On Page 6, longtime BW freelancer Carissa Wolf traveled to the small town of Dietrich, Idaho, to ask a deceptively simple question: "Why?"

Specifically, Wolf explored the varying reactions to a 2015 assault case at the rural community's high school that continues to generate international headlines. The story began in the school's locker room, where a couple of (white) football players bullied, harassed and ultimately assaulted a (black and mentally disabled) teammate. Considering the brutality of the attack, which involved a coat hanger, many met a judge's ruling in February with shock and anger, as the stiffest punishment handed down was three years of probation and community service.

In following the threads of the case, Wolf came up against the intersection of race, disability rights, and the definitions of masculinity and what constitutes sexual assault.

On Page 18, BW Film Guru George Prentice profiled the documentary I Am Not Your Negro, which examines the life and impact of civil rights icon James Baldwin.

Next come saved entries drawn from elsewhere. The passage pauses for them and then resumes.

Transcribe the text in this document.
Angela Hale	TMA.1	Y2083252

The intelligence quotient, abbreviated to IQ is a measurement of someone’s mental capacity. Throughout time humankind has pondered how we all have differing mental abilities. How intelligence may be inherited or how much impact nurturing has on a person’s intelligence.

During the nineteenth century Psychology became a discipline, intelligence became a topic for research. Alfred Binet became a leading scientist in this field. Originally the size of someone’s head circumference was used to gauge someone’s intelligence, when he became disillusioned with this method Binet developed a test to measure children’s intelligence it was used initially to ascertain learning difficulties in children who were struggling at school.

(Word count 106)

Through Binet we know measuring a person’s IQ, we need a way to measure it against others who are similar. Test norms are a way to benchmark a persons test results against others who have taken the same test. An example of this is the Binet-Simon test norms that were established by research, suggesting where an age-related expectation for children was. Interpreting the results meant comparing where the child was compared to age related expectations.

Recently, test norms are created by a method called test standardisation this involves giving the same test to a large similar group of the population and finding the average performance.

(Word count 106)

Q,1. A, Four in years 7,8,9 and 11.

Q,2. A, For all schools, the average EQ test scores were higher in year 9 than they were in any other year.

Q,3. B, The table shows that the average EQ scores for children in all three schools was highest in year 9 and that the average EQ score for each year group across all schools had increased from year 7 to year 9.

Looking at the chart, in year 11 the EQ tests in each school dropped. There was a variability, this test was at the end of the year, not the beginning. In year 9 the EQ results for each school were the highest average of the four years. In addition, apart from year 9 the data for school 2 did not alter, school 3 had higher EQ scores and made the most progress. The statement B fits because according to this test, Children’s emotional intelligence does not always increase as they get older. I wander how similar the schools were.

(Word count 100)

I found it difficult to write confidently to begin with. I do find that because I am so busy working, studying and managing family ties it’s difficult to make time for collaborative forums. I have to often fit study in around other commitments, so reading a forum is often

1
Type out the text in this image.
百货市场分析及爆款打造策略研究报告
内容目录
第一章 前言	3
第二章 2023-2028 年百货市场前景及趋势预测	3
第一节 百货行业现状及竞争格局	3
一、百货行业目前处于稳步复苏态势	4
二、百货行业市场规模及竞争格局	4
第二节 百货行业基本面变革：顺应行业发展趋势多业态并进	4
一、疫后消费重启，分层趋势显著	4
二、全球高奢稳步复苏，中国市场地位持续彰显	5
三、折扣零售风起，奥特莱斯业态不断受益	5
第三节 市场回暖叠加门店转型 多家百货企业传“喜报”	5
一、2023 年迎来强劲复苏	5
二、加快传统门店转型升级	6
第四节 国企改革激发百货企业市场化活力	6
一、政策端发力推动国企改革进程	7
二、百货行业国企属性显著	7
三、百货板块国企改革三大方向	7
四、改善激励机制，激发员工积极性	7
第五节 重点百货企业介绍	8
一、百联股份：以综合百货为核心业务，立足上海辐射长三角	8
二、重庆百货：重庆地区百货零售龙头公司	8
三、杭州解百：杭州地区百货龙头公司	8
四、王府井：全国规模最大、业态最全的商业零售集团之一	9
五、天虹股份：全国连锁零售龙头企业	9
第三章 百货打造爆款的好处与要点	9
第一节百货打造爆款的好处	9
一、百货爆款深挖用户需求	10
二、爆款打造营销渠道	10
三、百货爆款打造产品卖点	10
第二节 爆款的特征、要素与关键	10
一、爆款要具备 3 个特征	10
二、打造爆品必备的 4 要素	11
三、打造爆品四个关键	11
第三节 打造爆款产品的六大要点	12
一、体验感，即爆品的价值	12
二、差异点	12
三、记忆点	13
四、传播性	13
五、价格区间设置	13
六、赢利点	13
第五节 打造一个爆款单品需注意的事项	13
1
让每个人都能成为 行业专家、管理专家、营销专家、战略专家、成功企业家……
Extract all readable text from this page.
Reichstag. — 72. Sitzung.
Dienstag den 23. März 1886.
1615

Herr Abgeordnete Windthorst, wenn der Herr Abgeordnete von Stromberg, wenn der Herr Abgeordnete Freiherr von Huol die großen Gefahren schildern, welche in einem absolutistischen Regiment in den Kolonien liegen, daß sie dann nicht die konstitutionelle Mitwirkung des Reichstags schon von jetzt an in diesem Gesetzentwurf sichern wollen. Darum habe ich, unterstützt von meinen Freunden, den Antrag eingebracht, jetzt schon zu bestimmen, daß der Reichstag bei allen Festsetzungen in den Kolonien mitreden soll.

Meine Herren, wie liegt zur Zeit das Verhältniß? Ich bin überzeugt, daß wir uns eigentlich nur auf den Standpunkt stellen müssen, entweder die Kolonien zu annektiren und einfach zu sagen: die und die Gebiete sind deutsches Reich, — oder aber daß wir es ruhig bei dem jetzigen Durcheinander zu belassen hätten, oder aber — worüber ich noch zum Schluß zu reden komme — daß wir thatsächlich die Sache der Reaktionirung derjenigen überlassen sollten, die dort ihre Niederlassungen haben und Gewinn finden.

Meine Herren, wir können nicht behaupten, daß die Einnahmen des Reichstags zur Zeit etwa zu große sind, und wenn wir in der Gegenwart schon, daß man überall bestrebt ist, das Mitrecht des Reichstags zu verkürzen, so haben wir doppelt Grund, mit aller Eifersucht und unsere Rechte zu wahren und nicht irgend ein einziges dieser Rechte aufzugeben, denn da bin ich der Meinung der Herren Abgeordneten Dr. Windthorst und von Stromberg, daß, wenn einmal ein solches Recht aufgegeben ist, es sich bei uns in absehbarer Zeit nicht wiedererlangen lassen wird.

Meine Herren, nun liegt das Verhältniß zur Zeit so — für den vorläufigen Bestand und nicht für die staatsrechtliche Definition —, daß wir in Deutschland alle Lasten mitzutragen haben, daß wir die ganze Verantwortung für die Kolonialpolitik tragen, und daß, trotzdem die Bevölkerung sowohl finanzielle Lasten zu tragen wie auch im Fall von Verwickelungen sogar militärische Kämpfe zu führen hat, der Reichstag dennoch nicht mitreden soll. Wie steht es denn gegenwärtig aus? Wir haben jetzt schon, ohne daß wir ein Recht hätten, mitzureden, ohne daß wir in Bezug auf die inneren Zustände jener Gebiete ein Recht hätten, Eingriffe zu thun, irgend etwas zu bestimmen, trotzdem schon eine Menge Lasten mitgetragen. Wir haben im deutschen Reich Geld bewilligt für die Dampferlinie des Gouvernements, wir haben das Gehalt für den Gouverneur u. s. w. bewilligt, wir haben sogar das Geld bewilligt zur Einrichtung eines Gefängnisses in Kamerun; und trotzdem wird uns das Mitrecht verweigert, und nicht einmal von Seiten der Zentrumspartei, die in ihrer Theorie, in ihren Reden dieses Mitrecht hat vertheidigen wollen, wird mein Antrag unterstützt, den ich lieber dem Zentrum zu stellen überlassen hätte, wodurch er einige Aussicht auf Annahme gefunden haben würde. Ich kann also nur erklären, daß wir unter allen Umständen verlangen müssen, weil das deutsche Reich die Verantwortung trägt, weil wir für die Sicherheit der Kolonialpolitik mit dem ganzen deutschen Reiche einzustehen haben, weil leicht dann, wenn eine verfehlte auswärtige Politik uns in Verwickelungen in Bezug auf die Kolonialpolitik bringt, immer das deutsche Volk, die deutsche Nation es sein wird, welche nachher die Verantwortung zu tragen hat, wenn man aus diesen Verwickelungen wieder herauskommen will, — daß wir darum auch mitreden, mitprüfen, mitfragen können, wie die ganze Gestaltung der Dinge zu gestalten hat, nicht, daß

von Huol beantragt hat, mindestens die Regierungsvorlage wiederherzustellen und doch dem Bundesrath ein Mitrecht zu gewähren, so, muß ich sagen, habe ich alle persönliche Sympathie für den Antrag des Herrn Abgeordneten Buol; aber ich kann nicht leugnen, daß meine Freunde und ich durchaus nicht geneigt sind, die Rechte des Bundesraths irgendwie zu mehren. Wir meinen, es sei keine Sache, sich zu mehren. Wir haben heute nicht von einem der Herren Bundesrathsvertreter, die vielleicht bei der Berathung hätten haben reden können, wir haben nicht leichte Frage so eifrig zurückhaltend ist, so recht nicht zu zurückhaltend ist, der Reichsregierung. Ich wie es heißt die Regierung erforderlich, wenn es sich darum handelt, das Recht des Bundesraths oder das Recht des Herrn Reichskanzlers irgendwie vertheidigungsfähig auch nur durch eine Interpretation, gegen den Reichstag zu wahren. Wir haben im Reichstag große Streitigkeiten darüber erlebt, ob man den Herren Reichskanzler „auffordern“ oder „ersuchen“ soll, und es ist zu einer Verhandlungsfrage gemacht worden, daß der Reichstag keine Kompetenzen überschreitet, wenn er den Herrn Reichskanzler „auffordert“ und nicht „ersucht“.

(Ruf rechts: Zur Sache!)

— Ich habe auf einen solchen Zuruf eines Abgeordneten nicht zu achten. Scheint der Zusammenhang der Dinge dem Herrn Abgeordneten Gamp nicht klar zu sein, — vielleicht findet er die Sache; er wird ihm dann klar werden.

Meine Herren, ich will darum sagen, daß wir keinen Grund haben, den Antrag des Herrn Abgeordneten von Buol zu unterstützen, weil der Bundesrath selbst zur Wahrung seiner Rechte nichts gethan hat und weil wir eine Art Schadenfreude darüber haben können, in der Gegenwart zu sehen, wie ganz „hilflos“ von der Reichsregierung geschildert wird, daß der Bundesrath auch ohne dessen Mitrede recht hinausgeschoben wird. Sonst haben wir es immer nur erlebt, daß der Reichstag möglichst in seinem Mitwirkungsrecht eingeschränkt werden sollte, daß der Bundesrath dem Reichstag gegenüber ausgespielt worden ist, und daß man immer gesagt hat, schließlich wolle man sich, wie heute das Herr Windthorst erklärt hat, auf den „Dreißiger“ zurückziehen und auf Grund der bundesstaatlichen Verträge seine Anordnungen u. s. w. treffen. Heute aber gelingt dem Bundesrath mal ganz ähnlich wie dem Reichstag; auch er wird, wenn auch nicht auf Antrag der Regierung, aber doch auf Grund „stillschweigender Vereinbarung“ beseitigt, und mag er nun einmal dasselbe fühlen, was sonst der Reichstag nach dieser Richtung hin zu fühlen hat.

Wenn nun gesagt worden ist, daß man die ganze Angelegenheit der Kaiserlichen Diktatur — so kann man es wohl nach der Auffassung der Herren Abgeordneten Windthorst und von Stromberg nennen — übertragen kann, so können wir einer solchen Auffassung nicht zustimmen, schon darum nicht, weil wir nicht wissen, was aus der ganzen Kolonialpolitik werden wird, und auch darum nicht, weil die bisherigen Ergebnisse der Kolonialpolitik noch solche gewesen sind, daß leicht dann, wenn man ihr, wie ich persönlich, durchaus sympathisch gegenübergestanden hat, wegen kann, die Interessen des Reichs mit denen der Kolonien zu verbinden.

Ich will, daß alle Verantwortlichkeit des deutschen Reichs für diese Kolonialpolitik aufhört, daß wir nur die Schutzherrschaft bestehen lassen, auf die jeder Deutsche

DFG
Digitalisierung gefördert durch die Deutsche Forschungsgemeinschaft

Drawing on Baldwin's essays, materials from his estate and archival footage—and narrated by Samuel L. Jackson—the film is a portrait of a great 20th century thinker, essayist and novelist, but also an "incendiary" (to quote the critics' consensus on Rotten Tomatoes, where it has a 98 percent rating) tour through American race relations.

Separated by decades and far removed in geography, from Dietrich to James Baldwin, these are conversations and issues that remain lodestones in our shared social existence.